Il faut attendre « Enfant 6 » pour que « Pensées Noires s’écoulent avec Eau de Douche », que « Je pense : Je aime Ciel, Oiseaux, Voyages dans Avion. Je aime Bateaux et tout ce qui fend Mer » (ou « Mère » ?), bref que s’annonce un « Signe favorable de Providence ». « Professeur 1 » fait perdre ces majuscules superfétatoires en même temps que ses illusions à l’enfant. Si le « Professeur » symbolise l’enfant qui a grandi, au moins aura-t-il appris à démêler la problématique maternelle identifiée à la sienne, sous un regard analytique plus pénétrant, dès lors que le ton et la forme l’annoncent par un changement manifeste dans le livre. Et cette analyse sert entre autre à dégager des lois de ces rapports fusion / séparation, conscience de soi / castration ; voire à remettre en question le statut parental sur le plan culturel et social (concernant le rôle du père également, cf : les « Fée(s) ») ; mais aussi à se construire individuellement sachant tout cela, à la lumière de sa propre casuistique aboutissant.

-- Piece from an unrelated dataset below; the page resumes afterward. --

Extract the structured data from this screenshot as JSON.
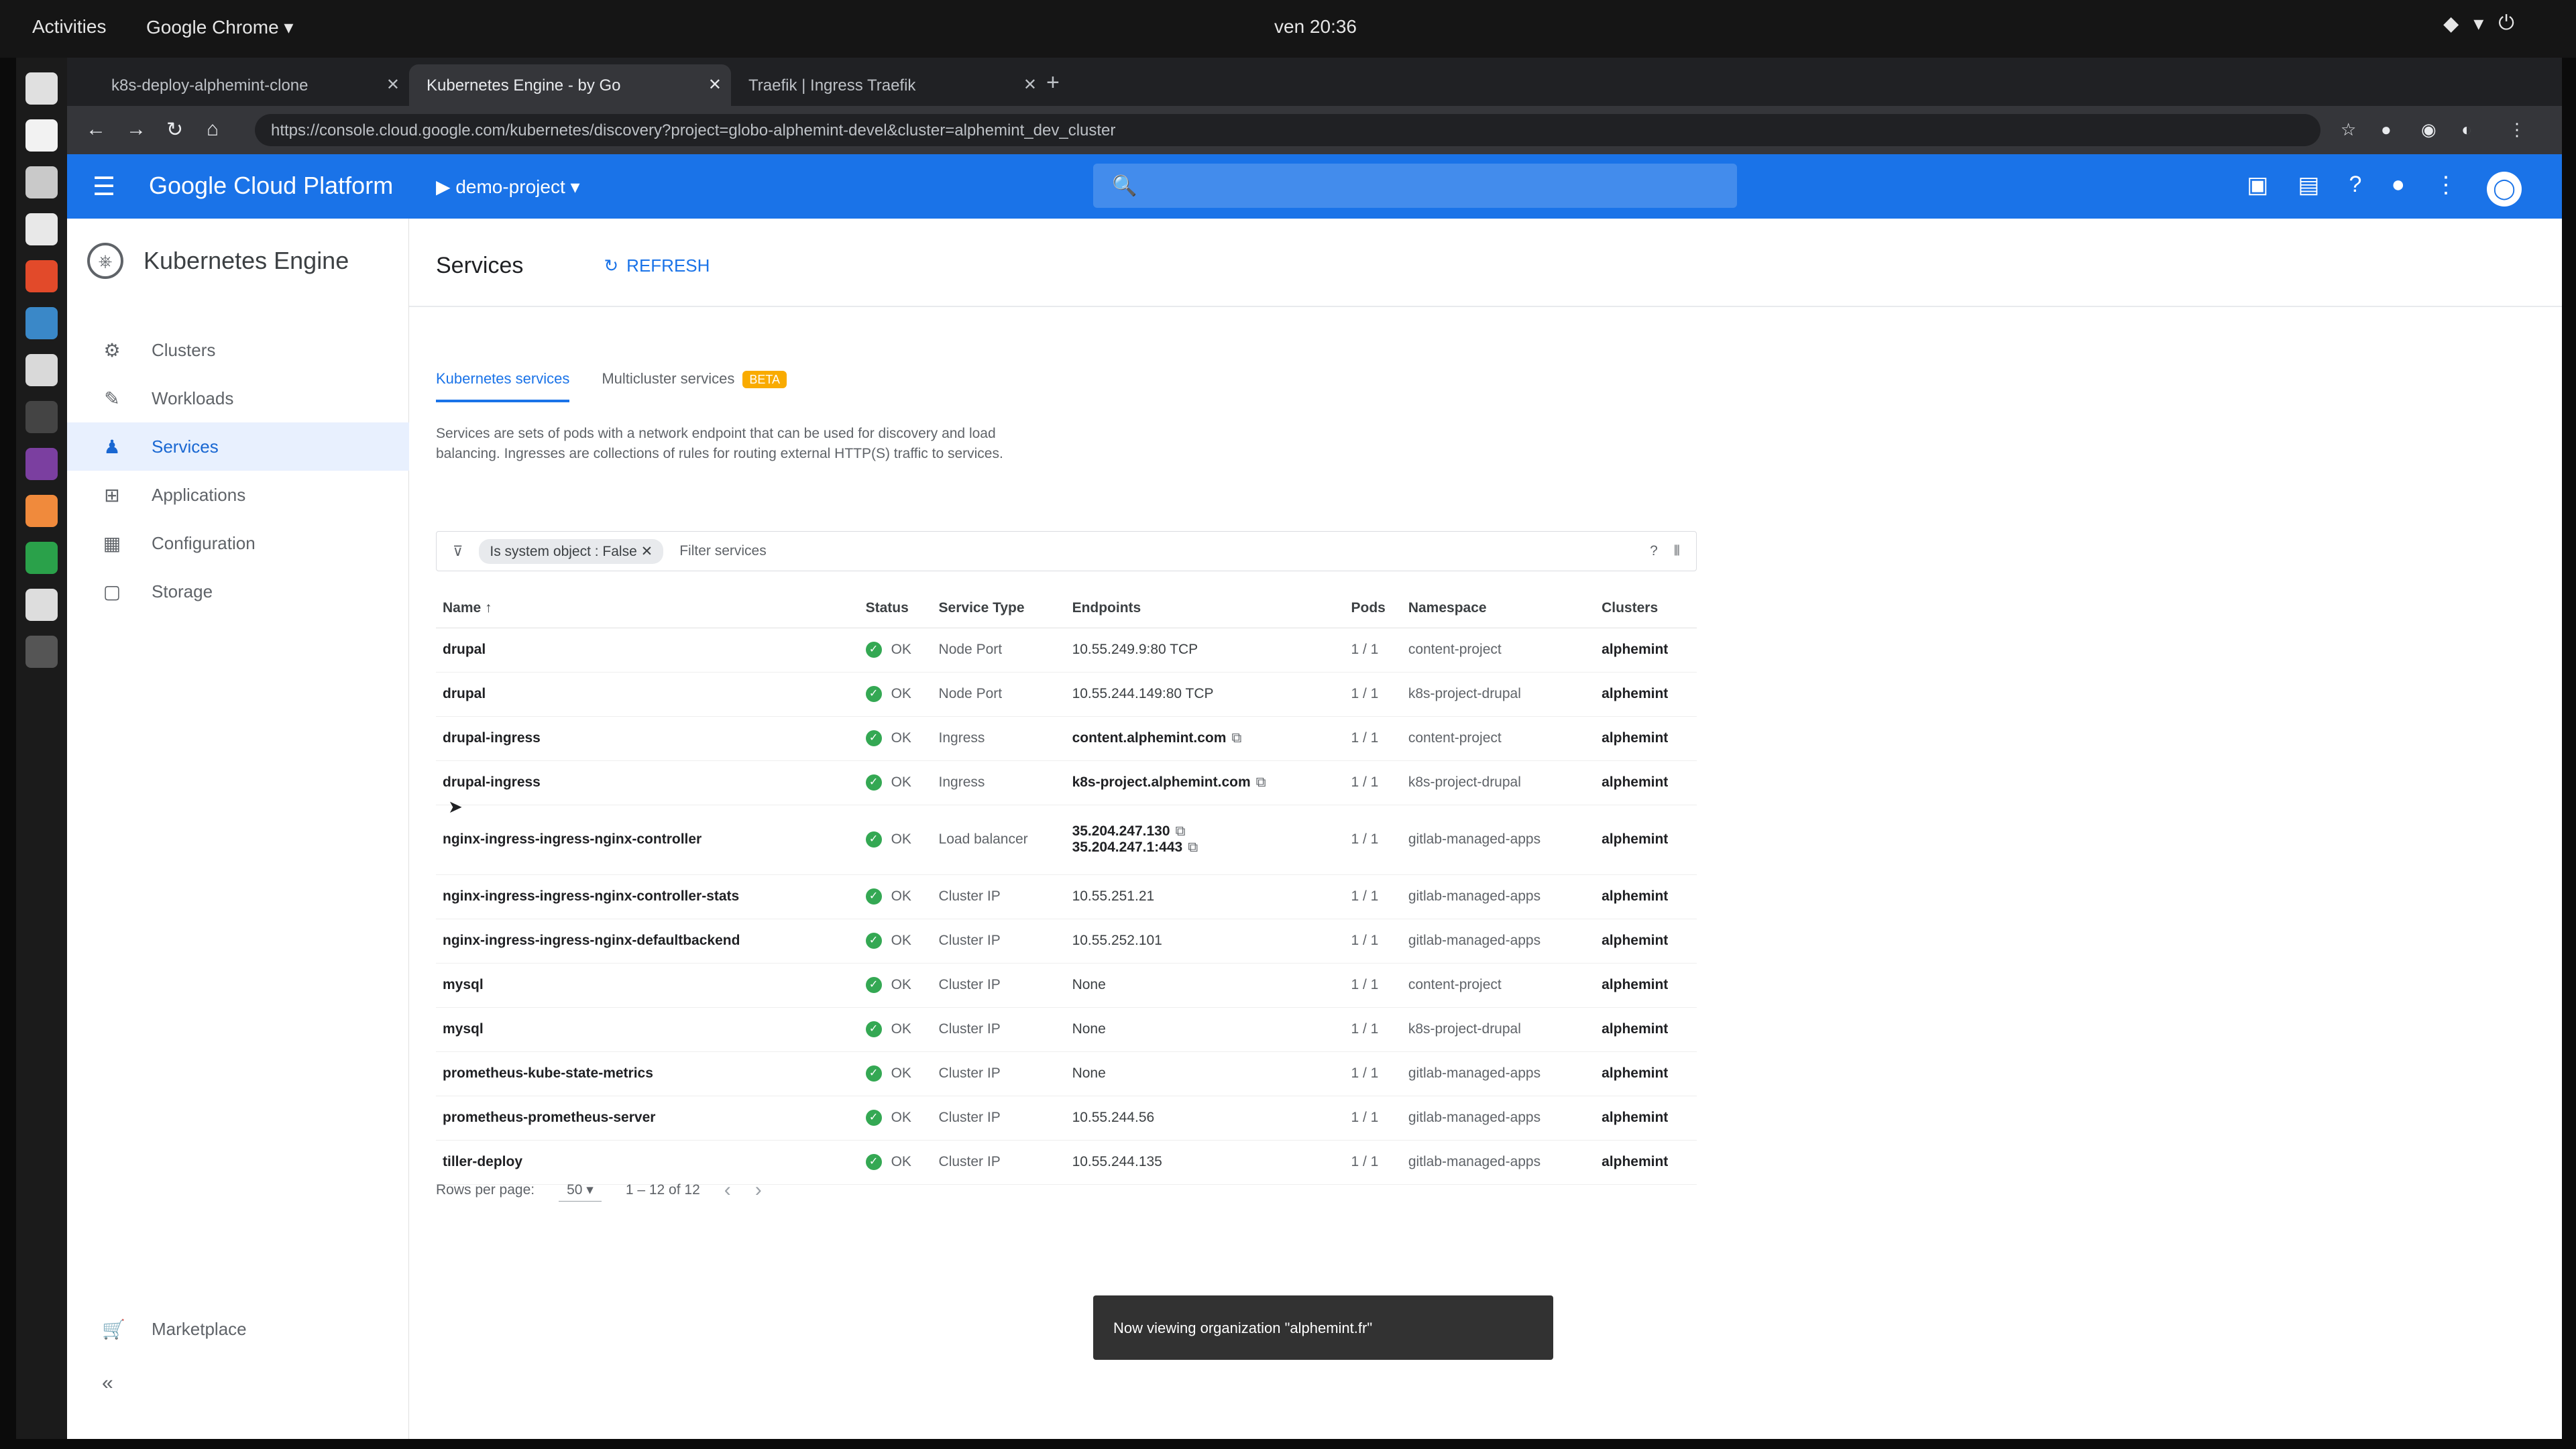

C’est ainsi « que chaque homme a au moins un enfant, même quand aucun enfant ne lui est venu et que cet enfant c’est lui-même (…) qu’il faut l’élever et l’aimer. / que chaque homme sur terre est responsable (…) de l’enfant qu’il est pour lui-même. » Et c’est ainsi qu’après avoir erré de questionnements en refoulements, de souffrances en leur acceptation, on entrevoit le livre grâce auquel on pense la totalité du monde, alors comme seule possibilité de s’atteindre soi-même enfin.